Dalla quarta stagione è passato circa un decennio, i personaggi si caricano di anni e di problemi. Il matrimonio tra Carlo e Diana è sempre più fragile, la Corona impone una seconda luna di miele in Italia che non dà gli esiti sperati, anzi. E Carlo (Dominic West, quello di The Affair ), sempre più maldestro, impaziente com' è di salire al trono.

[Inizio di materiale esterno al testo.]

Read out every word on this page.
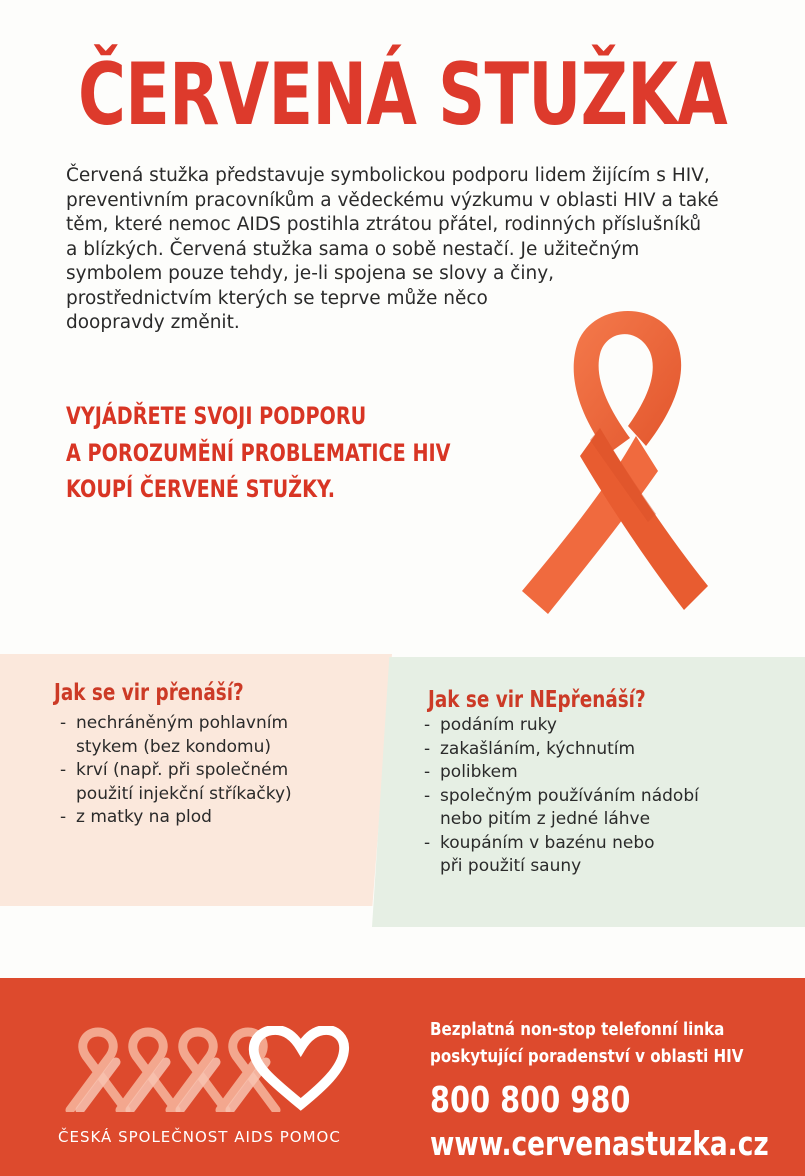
ČERVENÁ STUŽKA
Červená stužka představuje symbolickou podporu lidem žijícím s HIV,
preventivním pracovníkům a vědeckému výzkumu v oblasti HIV a také
těm, které nemoc AIDS postihla ztrátou přátel, rodinných příslušníků
a blízkých. Červená stužka sama o sobě nestačí. Je užitečným
symbolem pouze tehdy, je-li spojena se slovy a činy,
prostřednictvím kterých se teprve může něco
doopravdy změnit.
VYJÁDŘETE SVOJI PODPORU
A POROZUMĚNÍ PROBLEMATICE HIV
KOUPÍ ČERVENÉ STUŽKY.
Jak se vir přenáší?
- nechráněným pohlavním
stykem (bez kondomu)
- krví (např. při společném
použití injekční stříkačky)
- z matky na plod
Jak se vir NEpřenáší?
- podáním ruky
- zakašláním, kýchnutím
- polibkem
- společným používáním nádobí
nebo pitím z jedné láhve
- koupáním v bazénu nebo
při použití sauny
ČESKÁ SPOLEČNOST AIDS POMOC
Bezplatná non-stop telefonní linka
poskytující poradenství v oblasti HIV
800 800 980
www.cervenastuzka.cz
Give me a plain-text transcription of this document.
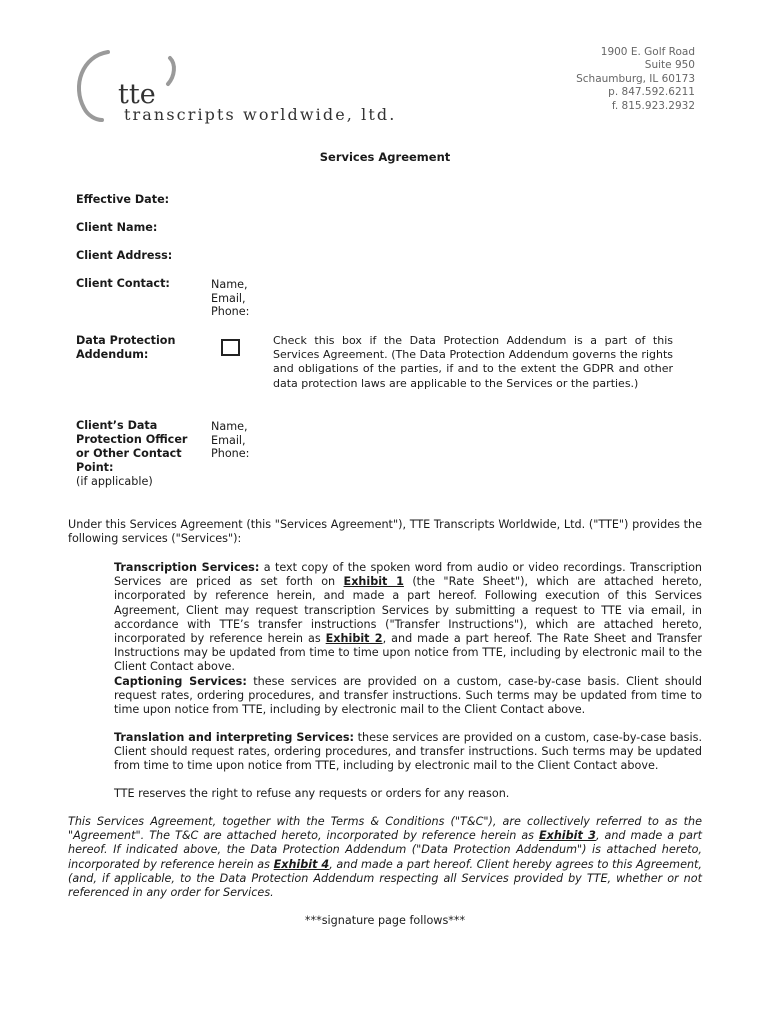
tte
transcripts worldwide, ltd.
1900 E. Golf Road
Suite 950
Schaumburg, IL 60173
p. 847.592.6211
f. 815.923.2932
Services Agreement
Effective Date:
Client Name:
Client Address:
Client Contact:	Name,
Email,
Phone:
Data Protection
Addendum:
Check this box if the Data Protection Addendum is a part of this Services Agreement. (The Data Protection Addendum governs the rights and obligations of the parties, if and to the extent the GDPR and other data protection laws are applicable to the Services or the parties.)
Client’s Data
Protection Officer
or Other Contact
Point:
(if applicable)
Name,
Email,
Phone:
Under this Services Agreement (this "Services Agreement"), TTE Transcripts Worldwide, Ltd. ("TTE") provides the following services ("Services"):
Transcription Services: a text copy of the spoken word from audio or video recordings. Transcription Services are priced as set forth on Exhibit 1 (the "Rate Sheet"), which are attached hereto, incorporated by reference herein, and made a part hereof. Following execution of this Services Agreement, Client may request transcription Services by submitting a request to TTE via email, in accordance with TTE’s transfer instructions ("Transfer Instructions"), which are attached hereto, incorporated by reference herein as Exhibit 2, and made a part hereof. The Rate Sheet and Transfer Instructions may be updated from time to time upon notice from TTE, including by electronic mail to the Client Contact above.
Captioning Services: these services are provided on a custom, case-by-case basis. Client should request rates, ordering procedures, and transfer instructions. Such terms may be updated from time to time upon notice from TTE, including by electronic mail to the Client Contact above.
Translation and interpreting Services: these services are provided on a custom, case-by-case basis. Client should request rates, ordering procedures, and transfer instructions. Such terms may be updated from time to time upon notice from TTE, including by electronic mail to the Client Contact above.
TTE reserves the right to refuse any requests or orders for any reason.
This Services Agreement, together with the Terms & Conditions ("T&C"), are collectively referred to as the "Agreement". The T&C are attached hereto, incorporated by reference herein as Exhibit 3, and made a part hereof. If indicated above, the Data Protection Addendum ("Data Protection Addendum") is attached hereto, incorporated by reference herein as Exhibit 4, and made a part hereof. Client hereby agrees to this Agreement, (and, if applicable, to the Data Protection Addendum respecting all Services provided by TTE, whether or not referenced in any order for Services.
***signature page follows***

Scosso da troppe serie distopiche, da troppe serie deludenti, ho atteso con impazienza questo nuovo capito di una delle serie più belle e coinvolgenti degli ultimi anni: The Crown (Netflix). Il racconto di Peter Morgan non rinuncia a una scrittura di grande qualità e finezza per descrivere il «sistema» (la monarchia, nelle parole dei componenti la Royal family): le prime immagini mostrano un finto Movietone, il cinegiornale dell'epoca, quasi a voler sottolineare lo scrupolo con cui i fatti vengono descritti.
Qualcosa però si è rotto, l'incanto della Corona sta cominciando a perdere il suo fascino. Forse perché nelle precedenti stagioni la regina Elisabetta era viva e la sua scomparsa ci instrada verso una lettura un po' malinconica. Forse, e credo che questa sia la ragione principale, i fatti narrati sono troppo vicini, li abbiamo vissuti di persona.
La contiguità opacizza il mito creato nelle prime stagioni e provoca inevitabilmente un effetto parodico: l'attore che interpreta Carlo è troppo bello, Diana (Elizabeth Debicki) è ormai uno stereotipo, Mohamed Al Fayed (Salim Daw) diventa un problema di inclusione, la principessa Margaret (Lesley Manville) e Filippo (Jonathan Pryce) sono gli unici che si salvano in una banda di scapestrati. Il ruolo della regina Elisabetta II (Imelda Staunton) ruota continuamente attorno al senso del dovere, quasi un'ossessione, uno spazio di indifferenza emotiva che non aiuta a uscire dalla Storia per entrare nella storia.